RSA: RESPONSABILITA' DELLE AZIENDE E DEGLI OPERATORI SANITARI
Dott. Giovanni Maddaloni
Qualche giorno fa il Direttore generale dell'Organizzazione Mondiale della Sanità per l'Europa (OMS), Hans Kluge, ha riportato un dato davvero preoccupante:"In Europa quasi la metà delle persone che sono morte con il Covid-19 erano residenti in strutture di assistenza a lungo termine"."Una tragedia umana inimmaginabile"che ha reso ancora più evidente come le persone più deboli siano sempre più borderline nella nostra società. In Italia sono finite sotto la lente della Procura le residenze sanitarie assistenziali (RSA) per epidemia colposa. Le RSA diventate bombe di contagio sono concentrare principalmente in Lombardia ed Emilia Romagna.
Ma cosa sono le RSA? Quali sono le differenze con le case di cura e le case di riposo?
La RSA è una struttura residenziale non ospedaliera, ma comunque sanitaria, finalizzata a fornire accoglienza, prestazioni sanitarie e di recupero, tutela e trattamenti riabilitativi a persone in condizioni di non autosufficienza fisica e psichica tali da non necessitare il ricovero ospedaliero ma, altresì, privi delle condizioni che consentano l'erogazione a domicilio degli interventi sanitari continui e dell'assistenza necessaria. Le RSA dovrebbero essere localizzate in zone urbanizzate per garantire all'utenza l'integrazione nell'ambiente sociale d'appartenenza.
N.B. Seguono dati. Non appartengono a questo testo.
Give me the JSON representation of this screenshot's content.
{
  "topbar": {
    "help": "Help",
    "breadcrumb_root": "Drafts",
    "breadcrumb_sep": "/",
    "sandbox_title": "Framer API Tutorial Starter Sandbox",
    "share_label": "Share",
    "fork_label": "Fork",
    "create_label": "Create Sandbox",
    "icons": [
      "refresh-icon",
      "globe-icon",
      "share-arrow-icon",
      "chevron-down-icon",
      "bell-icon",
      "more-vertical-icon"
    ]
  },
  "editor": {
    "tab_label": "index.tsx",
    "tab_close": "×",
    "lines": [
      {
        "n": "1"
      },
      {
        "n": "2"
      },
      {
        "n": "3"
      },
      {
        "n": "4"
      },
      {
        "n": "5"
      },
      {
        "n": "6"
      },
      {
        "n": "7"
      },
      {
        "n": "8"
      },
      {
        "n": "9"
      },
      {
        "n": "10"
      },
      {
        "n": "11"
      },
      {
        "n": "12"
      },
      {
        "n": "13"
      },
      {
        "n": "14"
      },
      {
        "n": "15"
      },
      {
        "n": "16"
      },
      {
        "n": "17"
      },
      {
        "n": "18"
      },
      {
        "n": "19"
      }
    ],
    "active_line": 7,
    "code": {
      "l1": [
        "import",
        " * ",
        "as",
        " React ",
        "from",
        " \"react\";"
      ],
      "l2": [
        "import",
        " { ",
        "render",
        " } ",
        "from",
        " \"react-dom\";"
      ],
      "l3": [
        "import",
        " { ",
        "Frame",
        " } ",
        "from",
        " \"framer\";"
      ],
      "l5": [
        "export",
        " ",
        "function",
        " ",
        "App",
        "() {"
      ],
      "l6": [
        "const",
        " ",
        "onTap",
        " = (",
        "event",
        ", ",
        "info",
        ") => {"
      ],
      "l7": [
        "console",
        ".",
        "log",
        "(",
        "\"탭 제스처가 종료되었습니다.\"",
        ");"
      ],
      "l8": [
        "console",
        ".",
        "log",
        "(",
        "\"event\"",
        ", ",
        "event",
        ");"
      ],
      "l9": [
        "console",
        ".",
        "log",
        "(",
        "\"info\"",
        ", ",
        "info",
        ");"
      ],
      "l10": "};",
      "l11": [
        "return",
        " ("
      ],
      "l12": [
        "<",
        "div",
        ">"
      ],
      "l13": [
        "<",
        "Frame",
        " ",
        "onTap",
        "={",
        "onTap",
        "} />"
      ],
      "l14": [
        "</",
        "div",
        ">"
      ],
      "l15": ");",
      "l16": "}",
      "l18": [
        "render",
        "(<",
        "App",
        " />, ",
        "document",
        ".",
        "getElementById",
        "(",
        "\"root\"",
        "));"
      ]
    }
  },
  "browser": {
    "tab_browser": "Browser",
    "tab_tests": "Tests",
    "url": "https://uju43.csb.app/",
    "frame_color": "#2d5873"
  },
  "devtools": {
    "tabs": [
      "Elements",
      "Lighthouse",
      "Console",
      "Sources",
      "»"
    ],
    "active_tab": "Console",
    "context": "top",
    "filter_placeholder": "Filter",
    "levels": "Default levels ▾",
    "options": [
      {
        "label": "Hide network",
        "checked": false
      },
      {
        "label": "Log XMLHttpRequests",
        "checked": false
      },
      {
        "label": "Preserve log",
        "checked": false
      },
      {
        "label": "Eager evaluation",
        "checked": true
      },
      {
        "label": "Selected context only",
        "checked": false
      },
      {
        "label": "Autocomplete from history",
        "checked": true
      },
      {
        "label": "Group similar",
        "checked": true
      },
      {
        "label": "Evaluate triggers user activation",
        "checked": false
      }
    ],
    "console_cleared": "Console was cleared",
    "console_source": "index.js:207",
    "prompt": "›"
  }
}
Le RSA sono organizzate in moduli o nuclei con l'intento di accogliere ospiti con problematiche diverse senza interferenze tra gli stessi, nonché un impiego sistematico del personale. È indispensabile la presenza di un medico 24 ore su 24, di un terapista ogni 40 ospiti e di un infermiere ogni 5. Proprio perché gli ospiti della RSA non sono autosufficienti, è necessaria la costante presenza medica ed infermieristica, oltre che un aiuto continuativo per garantire lo svolgimento delle attività quotidiane, come l'igiene personale. Le RSA possono inoltre essere pubbliche, private convenzionate o private.
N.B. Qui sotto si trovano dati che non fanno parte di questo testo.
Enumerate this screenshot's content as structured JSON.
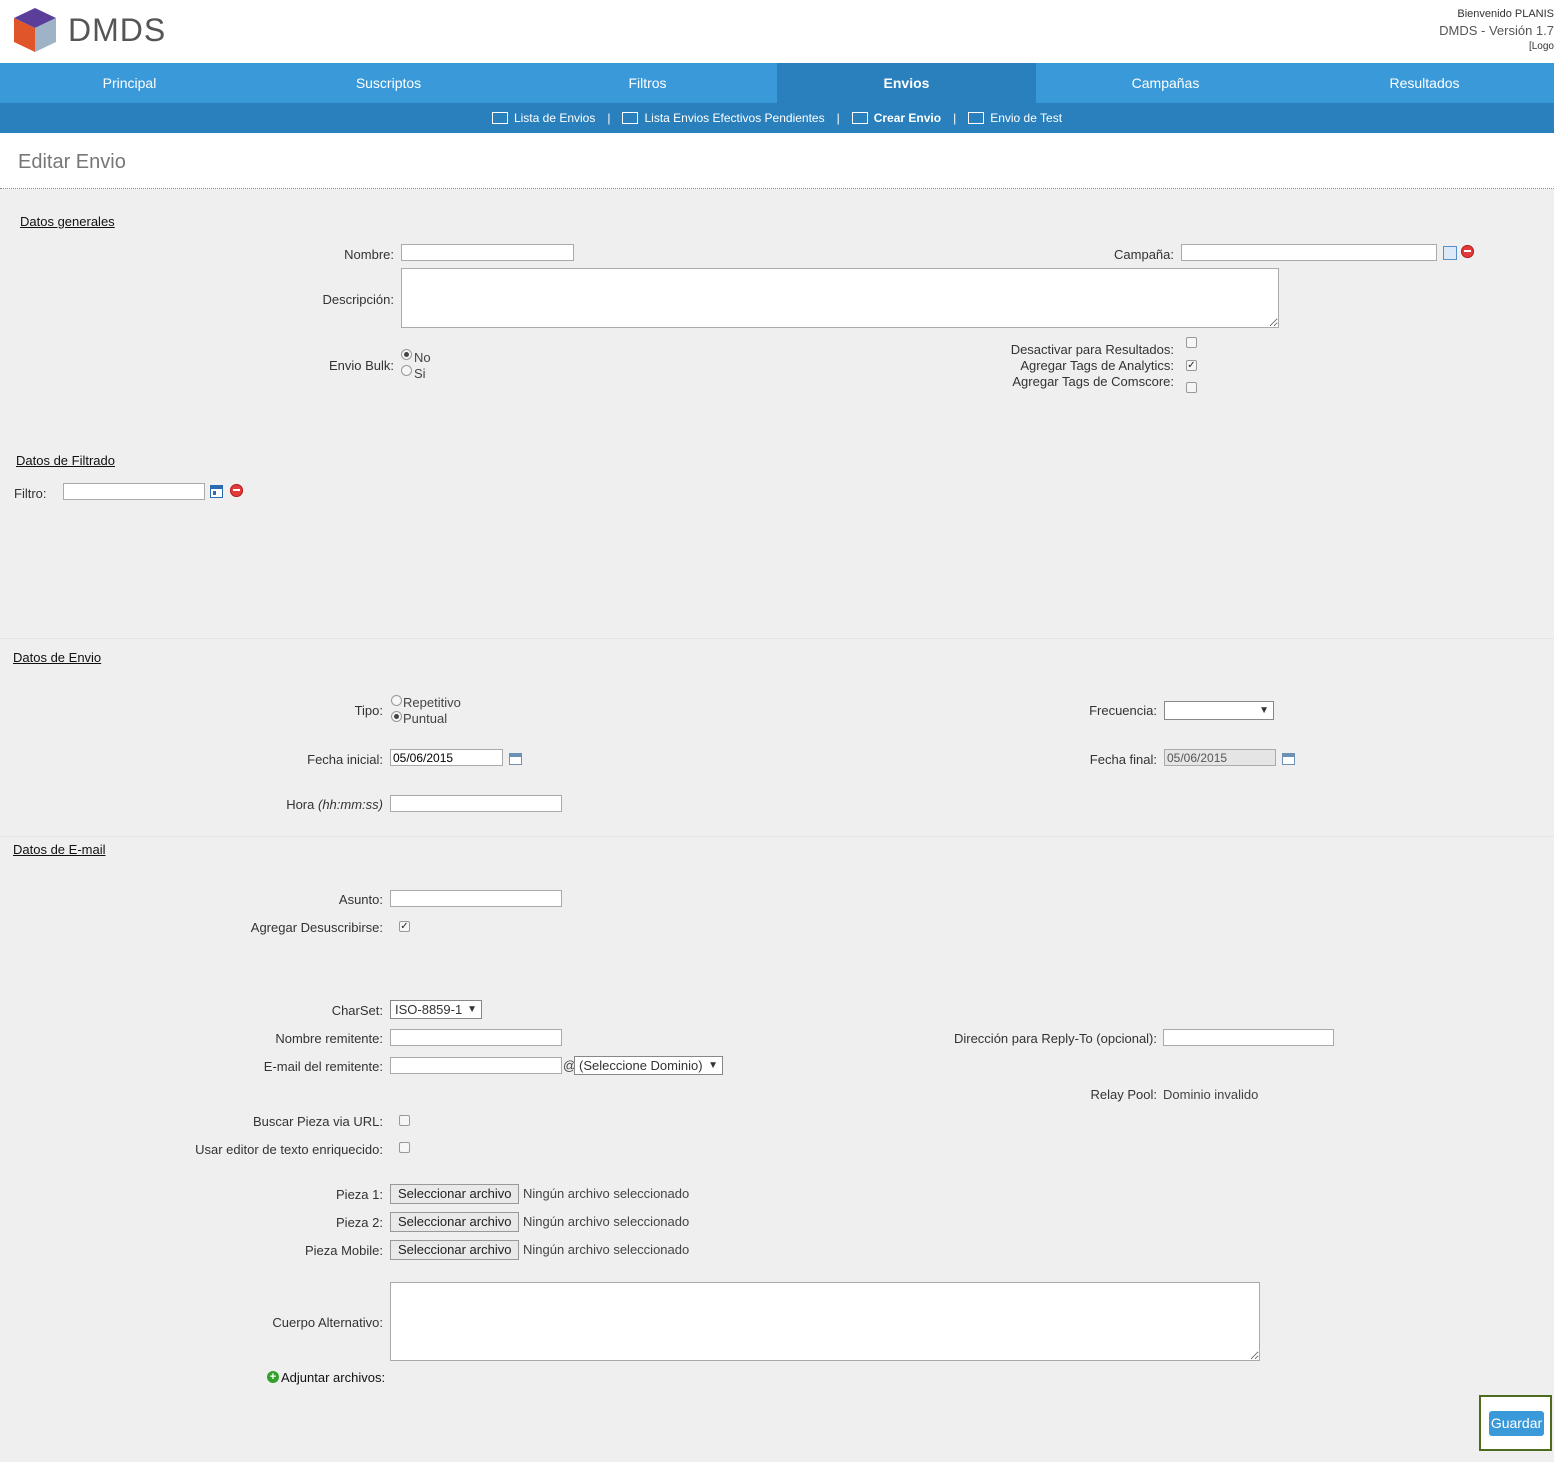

La Casa di riposo accoglie persone almeno parzialmente autosufficienti, cosicché il personale medico non è presente h24 mentre è costante l'assistenza infermieristica. Una peculiarità delle Case di riposo è sicuramente la socialità, in queste strutture infatti sono spesso organizzate attività ricreative, ludiche o culturali. Sono previste aree comuni in cui trascorrere il tempo in compagnia stimolando l'intelletto e la creatività degli ospiti. Un'ulteriore discriminante tra le due strutture è la sistemazione. Gli ospiti della Casa di riposo possono alloggiare in camere doppie o singole fornite di servizi o appartamenti, così da poter essere indipendenti e avere sempre a propria disposizione le aree comuni.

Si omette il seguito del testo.